Много лет назад Галя Чаликова участвовала в одной, можно сказать, преступной операции: в подмосковных Люберцах на руках у родителей кричал от боли маленький Жора. Никаких обезболивающих у семьи не было, рецепт, по тогдашним законам, можно было выписать только в будний день, а происходило это в длинные выходные, и навстречу семье никто не шел. На опубликованные Галей и ее друзьями в интернете вопли отчаяния неожиданно откликнулись самые разные люди: наркоманы и наркодилеры, их знакомые и знакомые их знакомых. Все они были готовы привезти наркотики, чтобы помочь ребенку избавиться от боли. Только никто не успел: Жора умер.

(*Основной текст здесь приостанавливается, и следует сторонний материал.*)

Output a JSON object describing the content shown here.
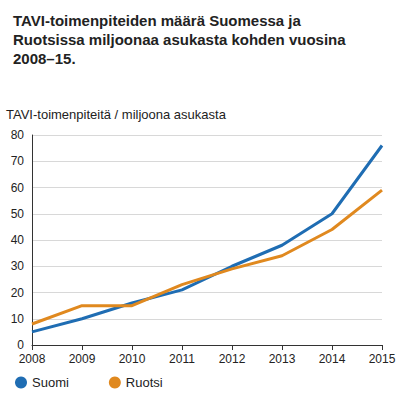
{
  "chart_data": {
    "type": "line",
    "title": "TAVI-toimenpiteiden määrä Suomessa ja Ruotsissa miljoonaa asukasta kohden vuosina 2008–15.",
    "y_label": "TAVI-toimenpiteitä / miljoona asukasta",
    "categories": [
      "2008",
      "2009",
      "2010",
      "2011",
      "2012",
      "2013",
      "2014",
      "2015"
    ],
    "series": [
      {
        "name": "Suomi",
        "color": "#1f6db3",
        "values": [
          5,
          10,
          16,
          21,
          30,
          38,
          50,
          76
        ]
      },
      {
        "name": "Ruotsi",
        "color": "#e0891f",
        "values": [
          8,
          15,
          15,
          23,
          29,
          34,
          44,
          59
        ]
      }
    ],
    "ylim": [
      0,
      80
    ],
    "yticks": [
      0,
      10,
      20,
      30,
      40,
      50,
      60,
      70,
      80
    ],
    "grid": true,
    "legend": "bottom"
  }
}
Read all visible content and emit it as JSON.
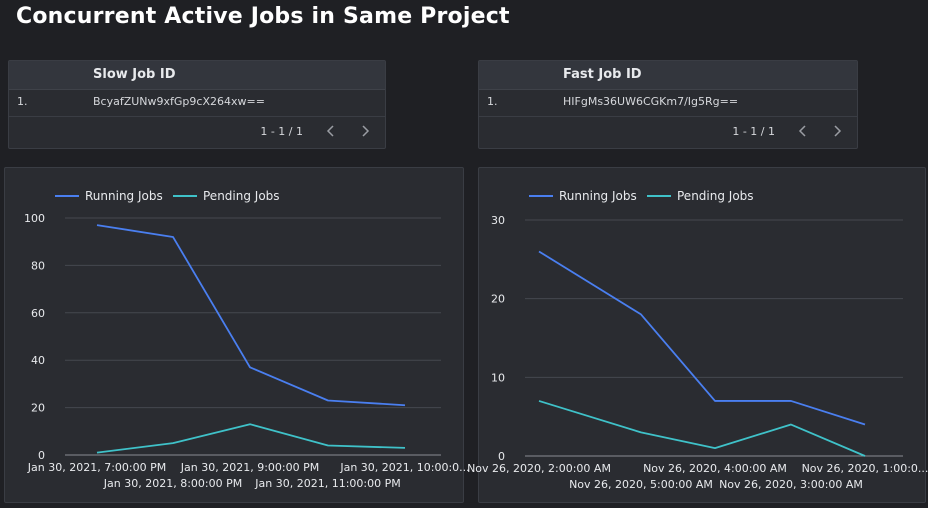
{
  "title": "Concurrent Active Jobs in Same Project",
  "colors": {
    "running": "#4a7ff0",
    "pending": "#3fc2c9",
    "grid": "#45484f",
    "axis": "#8a8d93"
  },
  "slow_table": {
    "header": "Slow Job ID",
    "rows": [
      {
        "index": "1.",
        "id": "BcyafZUNw9xfGp9cX264xw=="
      }
    ],
    "pager": "1 - 1 / 1"
  },
  "fast_table": {
    "header": "Fast Job ID",
    "rows": [
      {
        "index": "1.",
        "id": "HIFgMs36UW6CGKm7/Ig5Rg=="
      }
    ],
    "pager": "1 - 1 / 1"
  },
  "chart_data": [
    {
      "type": "line",
      "legend": "top-left",
      "grid": true,
      "ylim": [
        0,
        100
      ],
      "yticks": [
        0,
        20,
        40,
        60,
        80,
        100
      ],
      "categories": [
        "Jan 30, 2021, 7:00:00 PM",
        "Jan 30, 2021, 8:00:00 PM",
        "Jan 30, 2021, 9:00:00 PM",
        "Jan 30, 2021, 11:00:00 PM",
        "Jan 30, 2021, 10:00:0..."
      ],
      "series": [
        {
          "name": "Running Jobs",
          "values": [
            97,
            92,
            37,
            23,
            21
          ]
        },
        {
          "name": "Pending Jobs",
          "values": [
            1,
            5,
            13,
            4,
            3
          ]
        }
      ]
    },
    {
      "type": "line",
      "legend": "top-left",
      "grid": true,
      "ylim": [
        0,
        30
      ],
      "yticks": [
        0,
        10,
        20,
        30
      ],
      "categories": [
        "Nov 26, 2020, 2:00:00 AM",
        "Nov 26, 2020, 5:00:00 AM",
        "Nov 26, 2020, 4:00:00 AM",
        "Nov 26, 2020, 3:00:00 AM",
        "Nov 26, 2020, 1:00:0..."
      ],
      "series": [
        {
          "name": "Running Jobs",
          "values": [
            26,
            18,
            7,
            7,
            4
          ]
        },
        {
          "name": "Pending Jobs",
          "values": [
            7,
            3,
            1,
            4,
            0
          ]
        }
      ]
    }
  ]
}
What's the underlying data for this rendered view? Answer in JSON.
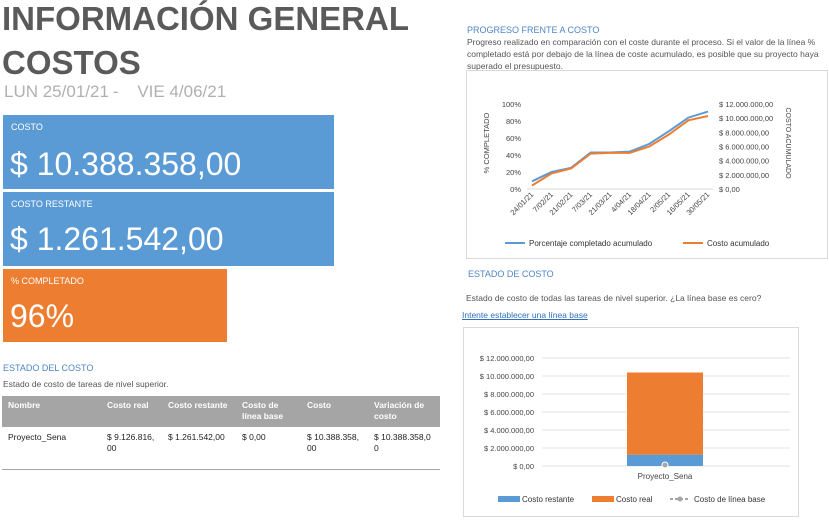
{
  "header": {
    "title_line1": "INFORMACIÓN GENERAL",
    "title_line2": "COSTOS",
    "date_start": "LUN 25/01/21",
    "date_sep": "-",
    "date_end": "VIE 4/06/21"
  },
  "kpis": {
    "costo": {
      "label": "COSTO",
      "value": "$ 10.388.358,00"
    },
    "costo_restante": {
      "label": "COSTO RESTANTE",
      "value": "$ 1.261.542,00"
    },
    "pct_completado": {
      "label": "% COMPLETADO",
      "value": "96%"
    }
  },
  "estado_del_costo": {
    "heading": "ESTADO DEL COSTO",
    "description": "Estado de costo de tareas de nivel superior.",
    "columns": [
      "Nombre",
      "Costo real",
      "Costo restante",
      "Costo de línea base",
      "Costo",
      "Variación de costo"
    ],
    "rows": [
      [
        "Proyecto_Sena",
        "$ 9.126.816,00",
        "$ 1.261.542,00",
        "$ 0,00",
        "$ 10.388.358,00",
        "$ 10.388.358,00"
      ]
    ]
  },
  "progreso": {
    "heading": "PROGRESO FRENTE A COSTO",
    "description": "Progreso realizado en comparación con el coste durante el proceso. Si el valor de la línea % completado está por debajo de la línea de coste acumulado, es posible que su proyecto haya superado el presupuesto."
  },
  "estado_de_costo": {
    "heading": "ESTADO DE COSTO",
    "description": "Estado de costo de todas las tareas de nivel superior. ¿La línea base es cero?",
    "link": "Intente establecer una línea base"
  },
  "colors": {
    "blue": "#5b9bd5",
    "orange": "#ed7d31",
    "gray": "#a5a5a5",
    "title": "#5a5a5a",
    "heading": "#4e86c6"
  },
  "chart_data": [
    {
      "type": "line",
      "x": [
        "24/01/21",
        "7/02/21",
        "21/02/21",
        "7/03/21",
        "21/03/21",
        "4/04/21",
        "18/04/21",
        "2/05/21",
        "16/05/21",
        "30/05/21"
      ],
      "series": [
        {
          "name": "Porcentaje completado acumulado",
          "axis": "left",
          "values": [
            0.09,
            0.2,
            0.25,
            0.43,
            0.43,
            0.44,
            0.53,
            0.68,
            0.84,
            0.91
          ],
          "color": "#5b9bd5"
        },
        {
          "name": "Costo acumulado",
          "axis": "right",
          "values": [
            500000,
            2200000,
            2900000,
            5000000,
            5100000,
            5100000,
            6000000,
            7700000,
            9700000,
            10300000
          ],
          "color": "#ed7d31"
        }
      ],
      "y_left": {
        "label": "% COMPLETADO",
        "ticks": [
          "0%",
          "20%",
          "40%",
          "60%",
          "80%",
          "100%"
        ],
        "range": [
          0,
          1
        ]
      },
      "y_right": {
        "label": "COSTO ACUMULADO",
        "ticks": [
          "$ 0,00",
          "$ 2.000.000,00",
          "$ 4.000.000,00",
          "$ 6.000.000,00",
          "$ 8.000.000,00",
          "$ 10.000.000,00",
          "$ 12.000.000,00"
        ],
        "range": [
          0,
          12000000
        ]
      },
      "legend": "bottom"
    },
    {
      "type": "bar",
      "stacked": true,
      "categories": [
        "Proyecto_Sena"
      ],
      "series": [
        {
          "name": "Costo restante",
          "values": [
            1261542
          ],
          "color": "#5b9bd5"
        },
        {
          "name": "Costo real",
          "values": [
            9126816
          ],
          "color": "#ed7d31"
        },
        {
          "name": "Costo de línea base",
          "values": [
            0
          ],
          "color": "#a5a5a5",
          "style": "line-marker"
        }
      ],
      "y": {
        "ticks": [
          "$ 0,00",
          "$ 2.000.000,00",
          "$ 4.000.000,00",
          "$ 6.000.000,00",
          "$ 8.000.000,00",
          "$ 10.000.000,00",
          "$ 12.000.000,00"
        ],
        "range": [
          0,
          12000000
        ]
      },
      "grid": true,
      "legend": "bottom"
    }
  ]
}
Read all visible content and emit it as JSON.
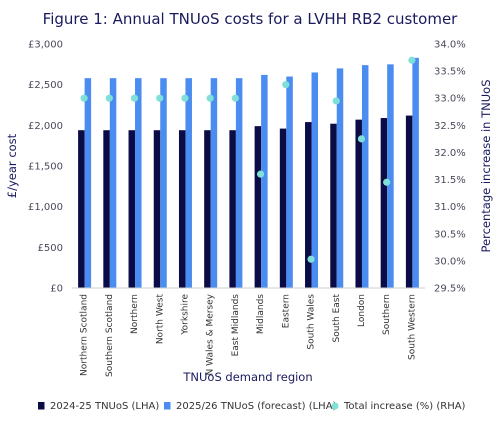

Отчаяние, до которого может довести детская боль, как-то вдруг обнажилось, сделалось публичным, касающимся всех, а не только людей, погруженных в больничную жизнь, перестало давать любую лазейку, возможность не замечать себя. И, в конце концов, всех сплотило.

Родители Жоры Винникова были одними из первых, с кем Галя Чаликова говорила о перспективе создания паллиативной службы при фонде “Подари жизнь”. Эта служба, ее врачи, медсестры и волонтеры сегодня работают как слаженный механизм, оставаясь с ребенком и его родителями до самого конца. И даже дольше. Когда ребенка больше нет, он живет в памяти: о нем говорят, его оплакивают, о нем помнят. Службой руководит Алла Кинчикова, Галина подруга, человек, готовый сорваться с места в любую точку страны, чтобы помочь: разговаривать, держать за руку, вместе бороться и вместе плакать. Алла лучше других знает, как родителям важно не остаться в одиночестве, один на один с бедой и пустотой. Именно поэтому важен День памяти: день, когда детей вспоминают все, кто их знал: рассказывают, смеются, плачут, обнимаются или просто молчат.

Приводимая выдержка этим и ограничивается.